Crater Left By Asteroid That Wiped Out The Dinosaurs Shows Ice Age Sea Level
Researchers found a huge underwater crater left that was apparently left by the asteroid that exterminated the dinosaurs. It has given researchers new evidence that sea levels in the Ice Age were much lower.
According to Phys.Org, scientists worked on a platform off Mexico's east coast to excavate for clues about the destruction of life 66 million years ago inside the 200-kilometer (125-mile) wide Chicxulub crater. The mission's leader, Jaime Urrutia, president of the Mexican Academy of Science, said that the researchers accidentally found evidence that the sea was much farther away than the current coast line during the Ice Age, which started 110,000 years ago and ended about 11,000 years ago.

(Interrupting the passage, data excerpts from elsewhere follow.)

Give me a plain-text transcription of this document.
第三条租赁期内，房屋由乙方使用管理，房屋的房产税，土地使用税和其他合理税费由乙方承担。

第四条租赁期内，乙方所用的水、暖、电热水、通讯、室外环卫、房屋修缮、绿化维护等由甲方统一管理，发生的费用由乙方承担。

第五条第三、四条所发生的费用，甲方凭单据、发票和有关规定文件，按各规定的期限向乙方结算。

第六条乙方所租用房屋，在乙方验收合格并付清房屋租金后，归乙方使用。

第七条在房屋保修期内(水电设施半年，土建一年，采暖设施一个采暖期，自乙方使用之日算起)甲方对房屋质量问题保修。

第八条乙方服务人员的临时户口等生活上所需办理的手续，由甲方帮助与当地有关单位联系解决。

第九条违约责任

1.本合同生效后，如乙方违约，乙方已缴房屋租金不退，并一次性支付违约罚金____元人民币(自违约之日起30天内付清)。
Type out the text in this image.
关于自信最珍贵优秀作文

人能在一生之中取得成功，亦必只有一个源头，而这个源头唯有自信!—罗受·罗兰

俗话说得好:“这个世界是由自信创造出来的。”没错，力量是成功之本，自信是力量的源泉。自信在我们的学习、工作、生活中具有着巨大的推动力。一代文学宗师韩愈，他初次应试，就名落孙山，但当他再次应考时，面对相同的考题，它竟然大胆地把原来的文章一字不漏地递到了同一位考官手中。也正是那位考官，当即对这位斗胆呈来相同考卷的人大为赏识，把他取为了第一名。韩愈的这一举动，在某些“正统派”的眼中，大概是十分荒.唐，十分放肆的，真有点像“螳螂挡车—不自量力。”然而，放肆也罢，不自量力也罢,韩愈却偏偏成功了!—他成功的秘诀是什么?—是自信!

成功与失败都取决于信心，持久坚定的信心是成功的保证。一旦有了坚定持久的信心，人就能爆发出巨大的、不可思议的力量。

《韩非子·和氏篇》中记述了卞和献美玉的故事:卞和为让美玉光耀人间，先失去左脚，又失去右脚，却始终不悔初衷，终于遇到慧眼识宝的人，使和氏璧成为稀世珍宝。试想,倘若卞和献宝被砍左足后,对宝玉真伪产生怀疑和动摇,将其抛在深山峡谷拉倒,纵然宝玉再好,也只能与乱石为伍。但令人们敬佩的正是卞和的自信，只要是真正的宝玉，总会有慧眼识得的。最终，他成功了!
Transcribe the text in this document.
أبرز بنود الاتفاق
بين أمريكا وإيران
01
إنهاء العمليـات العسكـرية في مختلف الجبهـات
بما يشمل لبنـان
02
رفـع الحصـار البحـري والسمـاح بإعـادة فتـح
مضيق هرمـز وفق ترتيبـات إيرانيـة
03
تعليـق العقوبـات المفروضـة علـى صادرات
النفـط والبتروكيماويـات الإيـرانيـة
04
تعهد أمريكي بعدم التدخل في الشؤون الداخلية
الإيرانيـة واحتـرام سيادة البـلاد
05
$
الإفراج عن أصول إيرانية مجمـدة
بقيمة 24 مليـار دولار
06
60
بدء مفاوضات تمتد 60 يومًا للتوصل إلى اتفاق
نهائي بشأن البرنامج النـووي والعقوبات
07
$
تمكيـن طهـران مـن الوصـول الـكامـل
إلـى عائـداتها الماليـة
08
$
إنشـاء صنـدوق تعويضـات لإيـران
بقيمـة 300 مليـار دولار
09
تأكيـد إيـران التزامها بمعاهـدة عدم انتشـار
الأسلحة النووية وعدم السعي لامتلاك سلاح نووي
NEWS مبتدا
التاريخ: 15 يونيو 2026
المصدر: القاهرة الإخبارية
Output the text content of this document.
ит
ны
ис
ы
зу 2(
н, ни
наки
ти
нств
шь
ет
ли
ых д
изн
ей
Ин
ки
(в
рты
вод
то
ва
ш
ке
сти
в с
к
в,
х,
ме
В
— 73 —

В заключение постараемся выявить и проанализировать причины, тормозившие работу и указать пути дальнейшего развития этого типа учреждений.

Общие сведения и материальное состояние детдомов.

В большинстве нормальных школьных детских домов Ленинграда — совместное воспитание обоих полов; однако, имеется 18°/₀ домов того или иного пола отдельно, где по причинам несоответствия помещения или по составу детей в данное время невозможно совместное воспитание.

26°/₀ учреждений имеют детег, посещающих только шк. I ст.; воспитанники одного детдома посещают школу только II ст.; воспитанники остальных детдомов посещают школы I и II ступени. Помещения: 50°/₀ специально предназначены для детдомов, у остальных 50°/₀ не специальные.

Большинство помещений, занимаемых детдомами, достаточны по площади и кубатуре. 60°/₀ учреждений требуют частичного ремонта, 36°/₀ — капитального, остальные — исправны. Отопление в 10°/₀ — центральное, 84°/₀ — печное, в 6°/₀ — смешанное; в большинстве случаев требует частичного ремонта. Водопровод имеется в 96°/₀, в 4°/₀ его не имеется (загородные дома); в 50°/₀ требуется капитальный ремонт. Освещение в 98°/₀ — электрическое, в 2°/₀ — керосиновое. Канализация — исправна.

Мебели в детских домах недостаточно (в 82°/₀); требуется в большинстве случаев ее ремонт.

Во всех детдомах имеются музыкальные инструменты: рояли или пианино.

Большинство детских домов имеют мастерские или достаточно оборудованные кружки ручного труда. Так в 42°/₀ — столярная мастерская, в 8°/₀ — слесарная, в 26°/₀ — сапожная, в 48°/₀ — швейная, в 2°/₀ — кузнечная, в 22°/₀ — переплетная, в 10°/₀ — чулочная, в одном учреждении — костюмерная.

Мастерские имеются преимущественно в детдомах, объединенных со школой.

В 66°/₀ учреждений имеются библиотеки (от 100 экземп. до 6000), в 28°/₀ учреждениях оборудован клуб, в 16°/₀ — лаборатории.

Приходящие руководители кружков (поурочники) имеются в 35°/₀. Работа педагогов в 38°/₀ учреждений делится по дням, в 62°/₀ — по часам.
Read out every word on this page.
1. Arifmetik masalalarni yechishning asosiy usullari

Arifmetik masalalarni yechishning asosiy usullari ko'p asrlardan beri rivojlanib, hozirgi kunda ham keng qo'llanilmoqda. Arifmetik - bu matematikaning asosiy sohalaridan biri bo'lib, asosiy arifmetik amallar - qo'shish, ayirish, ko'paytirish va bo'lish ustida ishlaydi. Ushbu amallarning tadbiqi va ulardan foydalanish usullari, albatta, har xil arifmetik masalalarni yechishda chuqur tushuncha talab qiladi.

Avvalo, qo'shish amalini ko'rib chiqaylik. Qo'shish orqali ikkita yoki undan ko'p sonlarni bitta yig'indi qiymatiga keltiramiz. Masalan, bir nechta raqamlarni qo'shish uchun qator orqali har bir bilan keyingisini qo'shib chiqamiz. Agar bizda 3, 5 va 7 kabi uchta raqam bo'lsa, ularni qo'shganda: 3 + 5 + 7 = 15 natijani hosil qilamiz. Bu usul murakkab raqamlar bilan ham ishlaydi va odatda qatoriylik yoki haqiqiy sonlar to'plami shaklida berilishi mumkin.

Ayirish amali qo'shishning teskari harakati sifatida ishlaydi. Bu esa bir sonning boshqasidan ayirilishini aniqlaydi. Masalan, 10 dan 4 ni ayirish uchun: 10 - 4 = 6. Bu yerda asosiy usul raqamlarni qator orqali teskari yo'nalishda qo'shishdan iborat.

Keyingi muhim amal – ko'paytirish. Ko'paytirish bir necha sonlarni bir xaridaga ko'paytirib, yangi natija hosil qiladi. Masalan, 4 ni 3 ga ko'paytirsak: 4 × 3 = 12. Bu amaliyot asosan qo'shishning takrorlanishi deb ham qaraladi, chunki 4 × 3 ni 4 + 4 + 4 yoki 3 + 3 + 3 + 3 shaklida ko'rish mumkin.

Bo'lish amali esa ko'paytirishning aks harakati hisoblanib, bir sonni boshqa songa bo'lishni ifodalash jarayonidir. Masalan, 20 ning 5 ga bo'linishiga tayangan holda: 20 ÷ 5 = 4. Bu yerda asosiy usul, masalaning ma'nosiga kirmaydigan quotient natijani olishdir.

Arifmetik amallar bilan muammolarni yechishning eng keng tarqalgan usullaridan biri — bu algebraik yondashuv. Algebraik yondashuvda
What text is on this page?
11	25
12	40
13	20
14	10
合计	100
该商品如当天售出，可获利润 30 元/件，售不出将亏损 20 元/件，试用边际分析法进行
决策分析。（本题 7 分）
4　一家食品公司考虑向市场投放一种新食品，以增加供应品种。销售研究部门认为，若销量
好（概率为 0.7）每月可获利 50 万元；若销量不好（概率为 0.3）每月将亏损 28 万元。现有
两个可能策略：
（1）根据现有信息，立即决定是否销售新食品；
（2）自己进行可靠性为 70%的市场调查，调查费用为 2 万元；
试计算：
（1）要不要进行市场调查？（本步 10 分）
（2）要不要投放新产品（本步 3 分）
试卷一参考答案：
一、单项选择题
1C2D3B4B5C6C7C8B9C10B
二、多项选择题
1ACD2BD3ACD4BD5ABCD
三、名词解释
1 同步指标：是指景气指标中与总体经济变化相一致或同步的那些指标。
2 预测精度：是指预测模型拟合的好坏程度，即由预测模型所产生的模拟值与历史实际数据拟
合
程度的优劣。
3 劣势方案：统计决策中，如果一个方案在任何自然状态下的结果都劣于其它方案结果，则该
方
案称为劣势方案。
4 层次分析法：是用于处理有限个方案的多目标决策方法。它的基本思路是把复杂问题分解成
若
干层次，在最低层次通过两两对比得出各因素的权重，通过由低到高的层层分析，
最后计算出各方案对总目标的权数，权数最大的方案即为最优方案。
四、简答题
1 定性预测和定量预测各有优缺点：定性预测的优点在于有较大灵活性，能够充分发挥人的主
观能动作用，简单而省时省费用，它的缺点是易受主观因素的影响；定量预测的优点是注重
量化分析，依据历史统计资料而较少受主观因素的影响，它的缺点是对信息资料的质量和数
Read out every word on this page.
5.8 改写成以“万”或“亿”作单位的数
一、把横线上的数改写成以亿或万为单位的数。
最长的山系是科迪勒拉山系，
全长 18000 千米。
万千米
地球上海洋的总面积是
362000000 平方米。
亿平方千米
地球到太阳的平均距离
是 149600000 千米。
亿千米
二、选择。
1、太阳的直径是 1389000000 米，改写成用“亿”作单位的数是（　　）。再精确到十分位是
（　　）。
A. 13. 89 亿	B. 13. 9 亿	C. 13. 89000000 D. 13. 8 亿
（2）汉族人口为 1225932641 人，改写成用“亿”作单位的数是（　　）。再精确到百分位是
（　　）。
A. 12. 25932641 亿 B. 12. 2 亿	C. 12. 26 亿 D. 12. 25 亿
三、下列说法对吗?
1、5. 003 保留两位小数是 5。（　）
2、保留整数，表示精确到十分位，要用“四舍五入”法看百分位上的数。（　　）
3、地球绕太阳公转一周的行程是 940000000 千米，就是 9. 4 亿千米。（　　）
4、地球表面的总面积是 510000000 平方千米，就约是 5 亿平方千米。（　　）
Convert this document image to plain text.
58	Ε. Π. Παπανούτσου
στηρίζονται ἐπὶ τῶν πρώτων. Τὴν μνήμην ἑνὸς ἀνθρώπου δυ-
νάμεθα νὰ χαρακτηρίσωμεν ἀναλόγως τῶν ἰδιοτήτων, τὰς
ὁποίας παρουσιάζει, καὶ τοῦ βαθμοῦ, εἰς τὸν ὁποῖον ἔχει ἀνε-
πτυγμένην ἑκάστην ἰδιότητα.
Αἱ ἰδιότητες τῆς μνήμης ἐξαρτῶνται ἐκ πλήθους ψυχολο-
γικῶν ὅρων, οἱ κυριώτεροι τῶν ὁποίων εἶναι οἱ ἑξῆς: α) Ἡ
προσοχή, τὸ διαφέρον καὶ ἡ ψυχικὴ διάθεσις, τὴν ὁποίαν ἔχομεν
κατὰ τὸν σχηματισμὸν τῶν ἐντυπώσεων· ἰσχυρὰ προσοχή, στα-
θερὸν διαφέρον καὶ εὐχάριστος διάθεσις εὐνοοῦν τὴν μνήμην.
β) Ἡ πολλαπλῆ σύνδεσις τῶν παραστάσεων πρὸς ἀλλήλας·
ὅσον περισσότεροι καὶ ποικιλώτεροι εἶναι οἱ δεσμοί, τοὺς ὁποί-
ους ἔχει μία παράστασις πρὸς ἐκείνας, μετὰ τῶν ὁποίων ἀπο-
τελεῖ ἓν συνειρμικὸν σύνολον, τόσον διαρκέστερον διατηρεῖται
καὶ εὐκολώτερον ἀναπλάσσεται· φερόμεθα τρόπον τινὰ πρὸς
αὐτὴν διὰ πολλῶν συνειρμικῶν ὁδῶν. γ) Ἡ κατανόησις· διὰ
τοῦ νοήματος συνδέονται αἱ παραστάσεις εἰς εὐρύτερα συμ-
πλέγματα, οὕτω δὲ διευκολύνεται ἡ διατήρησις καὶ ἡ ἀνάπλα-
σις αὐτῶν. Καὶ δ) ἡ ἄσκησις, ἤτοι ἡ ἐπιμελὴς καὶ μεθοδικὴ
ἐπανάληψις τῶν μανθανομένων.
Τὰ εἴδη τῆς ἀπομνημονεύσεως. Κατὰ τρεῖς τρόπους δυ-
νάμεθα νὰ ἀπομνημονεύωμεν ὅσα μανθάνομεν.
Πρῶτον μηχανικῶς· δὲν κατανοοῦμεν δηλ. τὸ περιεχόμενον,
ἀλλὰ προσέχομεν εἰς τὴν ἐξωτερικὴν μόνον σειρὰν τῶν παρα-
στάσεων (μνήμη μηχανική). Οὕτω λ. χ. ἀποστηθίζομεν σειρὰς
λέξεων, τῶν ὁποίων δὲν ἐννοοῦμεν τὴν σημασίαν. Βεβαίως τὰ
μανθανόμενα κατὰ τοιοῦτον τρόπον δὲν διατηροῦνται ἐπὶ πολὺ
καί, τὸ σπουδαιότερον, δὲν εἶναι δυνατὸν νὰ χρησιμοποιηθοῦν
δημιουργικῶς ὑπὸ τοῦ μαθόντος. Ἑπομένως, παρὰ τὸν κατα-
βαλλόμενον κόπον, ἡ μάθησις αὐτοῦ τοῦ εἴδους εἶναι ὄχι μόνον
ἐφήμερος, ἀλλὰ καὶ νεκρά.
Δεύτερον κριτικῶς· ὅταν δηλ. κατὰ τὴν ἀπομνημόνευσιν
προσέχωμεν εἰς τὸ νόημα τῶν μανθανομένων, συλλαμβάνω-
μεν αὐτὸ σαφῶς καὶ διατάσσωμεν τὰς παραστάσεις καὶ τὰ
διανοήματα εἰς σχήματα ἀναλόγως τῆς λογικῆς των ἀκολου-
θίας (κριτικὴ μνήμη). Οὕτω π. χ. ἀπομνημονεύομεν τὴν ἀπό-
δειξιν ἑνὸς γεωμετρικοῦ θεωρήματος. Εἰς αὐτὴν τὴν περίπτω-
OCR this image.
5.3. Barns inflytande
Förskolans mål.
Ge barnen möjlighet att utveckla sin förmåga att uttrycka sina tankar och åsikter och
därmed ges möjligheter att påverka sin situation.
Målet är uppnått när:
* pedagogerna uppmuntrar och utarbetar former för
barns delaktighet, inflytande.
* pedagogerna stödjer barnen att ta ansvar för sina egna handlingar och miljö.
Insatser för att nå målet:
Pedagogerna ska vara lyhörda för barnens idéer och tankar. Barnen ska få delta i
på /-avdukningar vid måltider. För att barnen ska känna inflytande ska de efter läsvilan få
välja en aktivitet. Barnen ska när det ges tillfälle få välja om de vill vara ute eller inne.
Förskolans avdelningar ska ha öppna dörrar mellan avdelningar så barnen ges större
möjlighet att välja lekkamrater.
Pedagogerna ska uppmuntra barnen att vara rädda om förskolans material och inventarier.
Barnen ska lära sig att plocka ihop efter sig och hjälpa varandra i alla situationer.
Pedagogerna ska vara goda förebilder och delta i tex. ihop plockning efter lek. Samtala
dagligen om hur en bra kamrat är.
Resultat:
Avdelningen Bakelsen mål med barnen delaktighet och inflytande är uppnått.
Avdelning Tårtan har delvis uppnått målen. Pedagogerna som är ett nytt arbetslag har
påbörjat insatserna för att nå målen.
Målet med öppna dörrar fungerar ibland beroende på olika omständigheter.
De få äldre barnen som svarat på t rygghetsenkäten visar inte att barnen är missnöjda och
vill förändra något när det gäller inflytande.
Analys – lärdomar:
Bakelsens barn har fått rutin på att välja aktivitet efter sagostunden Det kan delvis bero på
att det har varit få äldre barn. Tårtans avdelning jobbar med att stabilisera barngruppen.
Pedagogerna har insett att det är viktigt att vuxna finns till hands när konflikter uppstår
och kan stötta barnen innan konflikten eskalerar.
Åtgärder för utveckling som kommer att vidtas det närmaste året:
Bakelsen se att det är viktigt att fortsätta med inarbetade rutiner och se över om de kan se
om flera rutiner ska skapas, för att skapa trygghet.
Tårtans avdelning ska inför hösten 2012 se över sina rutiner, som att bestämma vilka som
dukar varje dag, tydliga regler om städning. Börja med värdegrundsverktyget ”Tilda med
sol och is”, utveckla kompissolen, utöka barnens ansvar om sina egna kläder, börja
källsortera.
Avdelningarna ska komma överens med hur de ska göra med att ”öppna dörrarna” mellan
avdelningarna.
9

Even though most of the crater is now located under the Gulf of Mexico, it was not submerged during the Ice Age. "We discovered a circular structure at the bottom (of the sea)," Urrutia told in a news conference. "The only way that (such structures) are made is through the dissolution of carbonate and for carbonate to dissolve it must be exposed to air," he said.
This shows that the Yucatan peninsula was "literally much larger" between 18,000 and 23,000 years ago during the last Ice Age, said the scientist. In a report by The Express Tribune, international experts in the field of geology, paleontology, and microbiology arrived on the Myrtle platform in the Gulf of Mexico in April and worked there. They were able to dig 1.5 kilometers (.93 miles) under the sea floor and managed to extract six tons of rock.
Some results of the studies were published in the journal Science but the analysis is still ongoing at a laboratory in Bremen, Germany.
Meanwhile, the 12-kilometer (7.4-mile) wide asteroid slammed the earth at a speed of 30 kilometers (18.6 miles) per second about 66 million years ago. It is believed that its crater is unique on the planet because of its "peak ring" formation, which is a circular elevation as high as 500 meters with a 30-kilometer radius.
Researchers installed the platform over one of the peaks to be able to study the nature of the rocks below and how they took shape. However, the scientists have not been able to explain how the granite and molten rock solidified into peaks.
The first results show that the rocks moved up "like jelly." But while the rock was molten, the granite does not show signs of heating, Urrutia said. The $15 million Expedition 364 was the first to peer into the undersea part of the Chicxulub crater.